CFOs whose company has merged with another are to recognize the acquired company’s contract assets and liabilities under ASC 606 standards rather than apply a fair market value calculation to them, the Financial Accounting Standards Board (FASB) says in an update it passed last week.
The ASC 606 standards are to be applied to the assets and liabilities as if the contracts were originated by the acquiring company at the time of acquisition. The goal is to increase consistency among companies in how they account for these often-complicated acquired contracts and make it easier for investors, analysts and others to track their impact on the combined company.
The changes, FASB Chair Richard Jones says, “will align the accounting for these acquired contracts … and will provide more comparable information to … financial statement users seeking to better understand the financial impact of these acquisitions.”
ASC 606, implemented in 2014, is the set of standards companies follow to recognize revenue that comes in over time and is tied to contract obligations. It’s especially relevant to companies whose income is subscription-based or comes in as performance benchmarks are reached.

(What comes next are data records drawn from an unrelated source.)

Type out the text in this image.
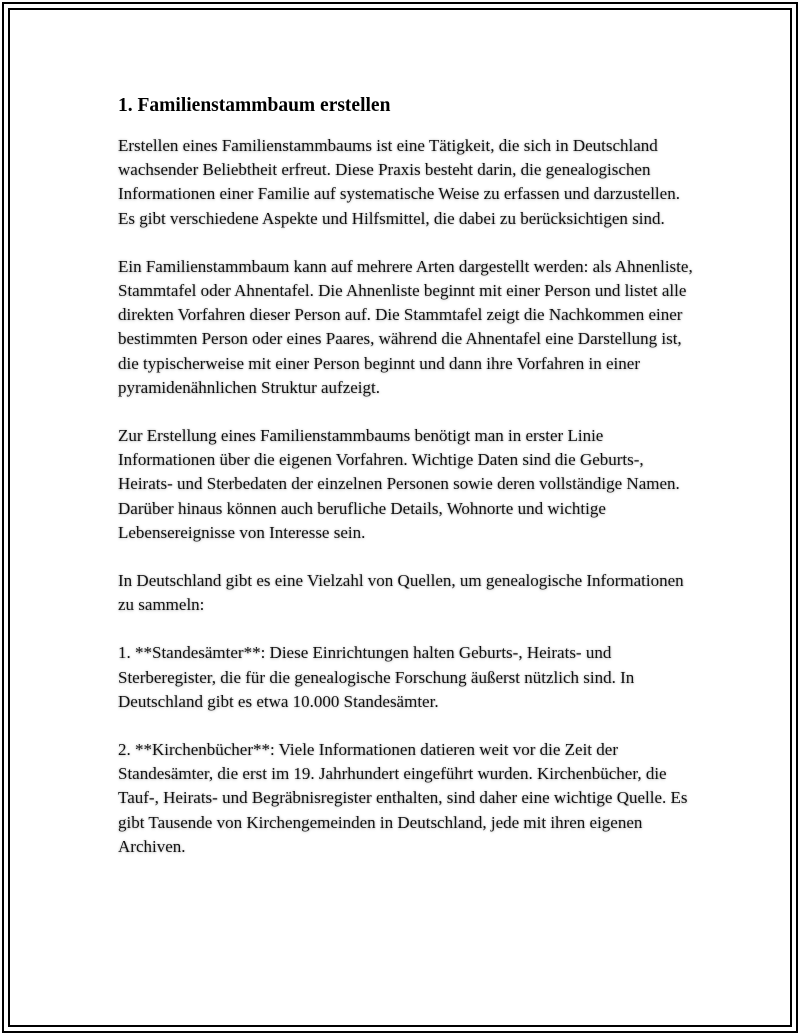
1. Familienstammbaum erstellen

Erstellen eines Familienstammbaums ist eine Tätigkeit, die sich in Deutschland wachsender Beliebtheit erfreut. Diese Praxis besteht darin, die genealogischen Informationen einer Familie auf systematische Weise zu erfassen und darzustellen. Es gibt verschiedene Aspekte und Hilfsmittel, die dabei zu berücksichtigen sind.

Ein Familienstammbaum kann auf mehrere Arten dargestellt werden: als Ahnenliste, Stammtafel oder Ahnentafel. Die Ahnenliste beginnt mit einer Person und listet alle direkten Vorfahren dieser Person auf. Die Stammtafel zeigt die Nachkommen einer bestimmten Person oder eines Paares, während die Ahnentafel eine Darstellung ist, die typischerweise mit einer Person beginnt und dann ihre Vorfahren in einer pyramidenähnlichen Struktur aufzeigt.

Zur Erstellung eines Familienstammbaums benötigt man in erster Linie Informationen über die eigenen Vorfahren. Wichtige Daten sind die Geburts-, Heirats- und Sterbedaten der einzelnen Personen sowie deren vollständige Namen. Darüber hinaus können auch berufliche Details, Wohnorte und wichtige Lebensereignisse von Interesse sein.

In Deutschland gibt es eine Vielzahl von Quellen, um genealogische Informationen zu sammeln:

1. **Standesämter**: Diese Einrichtungen halten Geburts-, Heirats- und Sterberegister, die für die genealogische Forschung äußerst nützlich sind. In Deutschland gibt es etwa 10.000 Standesämter.

2. **Kirchenbücher**: Viele Informationen datieren weit vor die Zeit der Standesämter, die erst im 19. Jahrhundert eingeführt wurden. Kirchenbücher, die Tauf-, Heirats- und Begräbnisregister enthalten, sind daher eine wichtige Quelle. Es gibt Tausende von Kirchengemeinden in Deutschland, jede mit ihren eigenen Archiven.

How companies recognize revenue over multiple quarters is the biggest issue behind Securities and Exchange Commission (SEC) enforcement actions because of the variable way the revenue is accounted for, and with mergers and acquisitions hitting record numbers, accounting for acquired contract assets and liabilities takes on heightened importance.
Application
Under the new standards, accounting staff are to look at how an acquired company has been applying ASC 606 rules to its contract assets and liabilities to determine what they’re to record for the acquired contracts.
If a revenue contract was paid fully upfront before the acquisition, for example, the acquired company would have to recognize a contract liability for the remaining unsatisfied performance obligations.

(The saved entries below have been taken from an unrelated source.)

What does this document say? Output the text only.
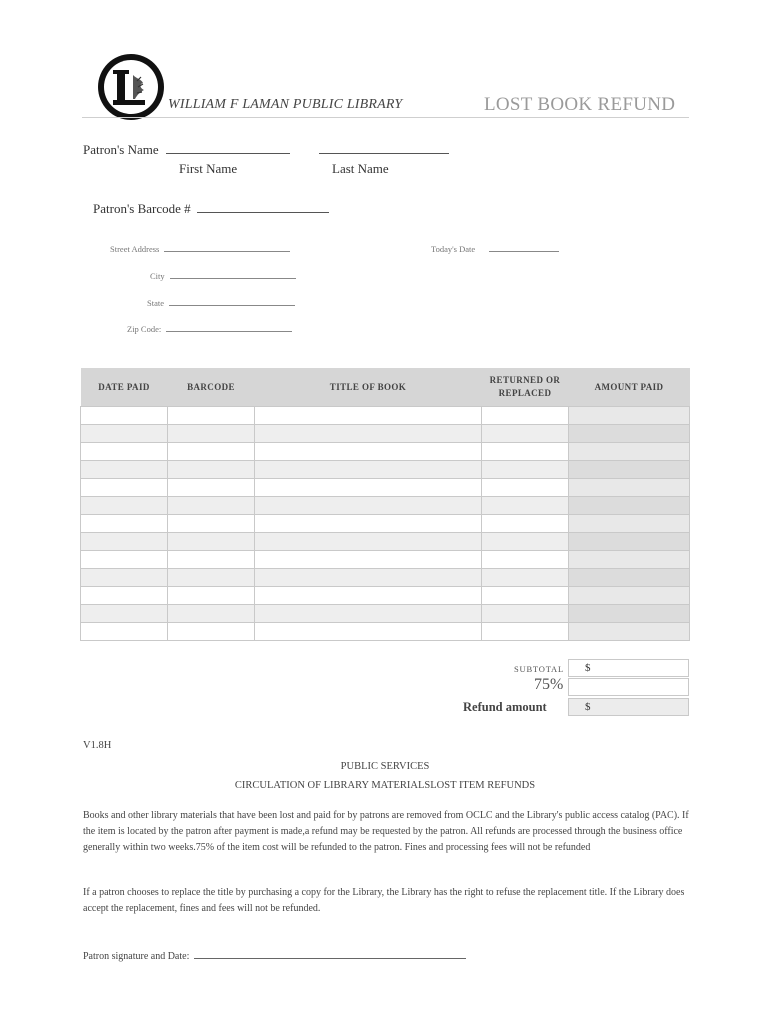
WILLIAM F LAMAN PUBLIC LIBRARY	LOST BOOK REFUND
Patron's Name
First Name	Last Name
Patron's Barcode #
Street Address	Today's Date
City
State
Zip Code:
DATE PAID	BARCODE	TITLE OF BOOK	RETURNED OR REPLACED	AMOUNT PAID

SUBTOTAL $
75%
Refund amount	$
V1.8H
PUBLIC SERVICES
CIRCULATION OF LIBRARY MATERIALSLOST ITEM REFUNDS
Books and other library materials that have been lost and paid for by patrons are removed from OCLC and the Library's public access catalog (PAC). If the item is located by the patron after payment is made,a refund may be requested by the patron. All refunds are processed through the business office generally within two weeks.75% of the item cost will be refunded to the patron. Fines and processing fees will not be refunded
If a patron chooses to replace the title by purchasing a copy for the Library, the Library has the right to refuse the replacement title. If the Library does accept the replacement, fines and fees will not be refunded.
Patron signature and Date:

For acquired companies that don’t follow Generally Accepted Accounting Practices (GAAP) or that have errors in their accounting, the acquirer should record a contract liability that is the same as, or similar to, the contract liability that would have been recorded by the acquired company before the acquisition.

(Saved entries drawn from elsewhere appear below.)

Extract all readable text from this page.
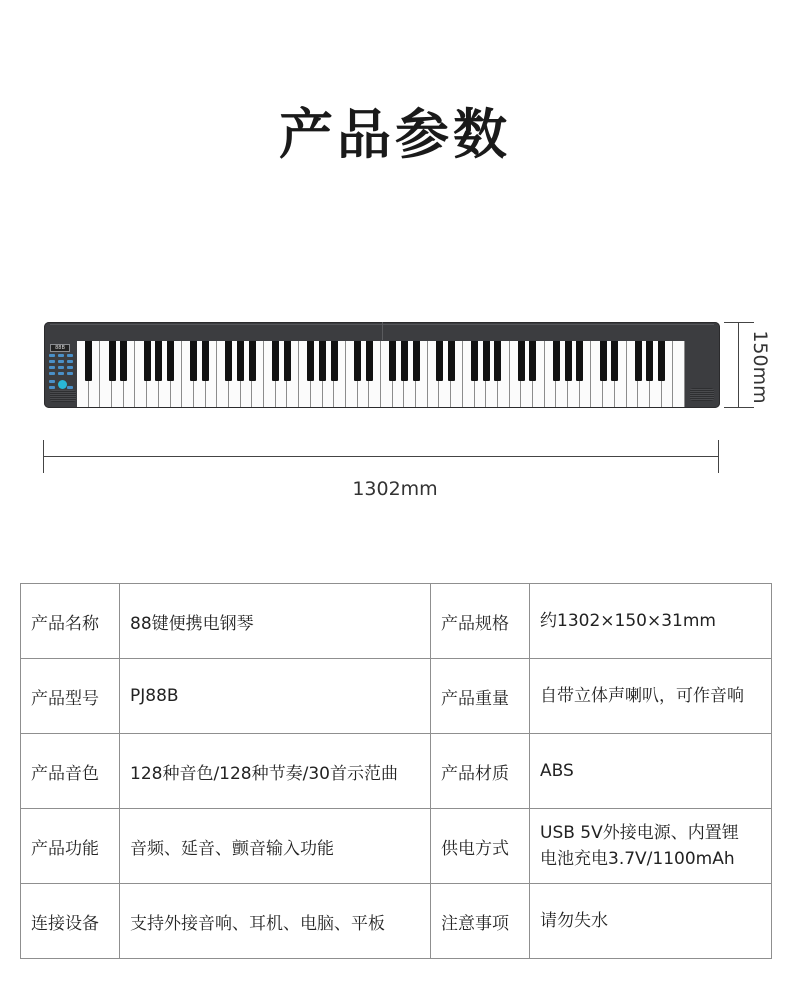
产品参数
88B
1302mm
150mm
产品名称	88键便携电钢琴	产品规格	约1302×150×31mm
产品型号	PJ88B	产品重量	自带立体声喇叭，可作音响
产品音色	128种音色/128种节奏/30首示范曲	产品材质	ABS
产品功能	音频、延音、颤音输入功能	供电方式	USB 5V外接电源、内置锂
电池充电3.7V/1100mAh

连接设备	支持外接音响、耳机、电脑、平板	注意事项	请勿失水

FASB included a number of what it calls practical expedients for companies to use if they face hard-to quantify judgment calls.
For example, in cases in which contracts were modified before the acquisition date, an acquirer can reflect the aggregate effect of all the modifications when identifying the performance obligations or determining the transaction price. It can also reflect the aggregate effect when allocating the transaction price to both the satisfied and unsatisfied performance obligations.
Concerns
Not all FASB members were on board with all the changes. Christine Botosan, a FASB member since 2016, dissented out of concern the changes won’t lead to improved accounting for business combinations and won’t make it easier for investors and analysts to assess the performance of the assets and liabilities under the combined company.
Among other things, she said, there was a concern that companies might use the change to “buy revenues” by carrying over an acquired company’s basis, which could enable them to overstate their post-acquisition revenues and income.
The new standards take effect for public companies near the end of next year; for other companies and organizations, the standards take effect a year later, near the end of 2023.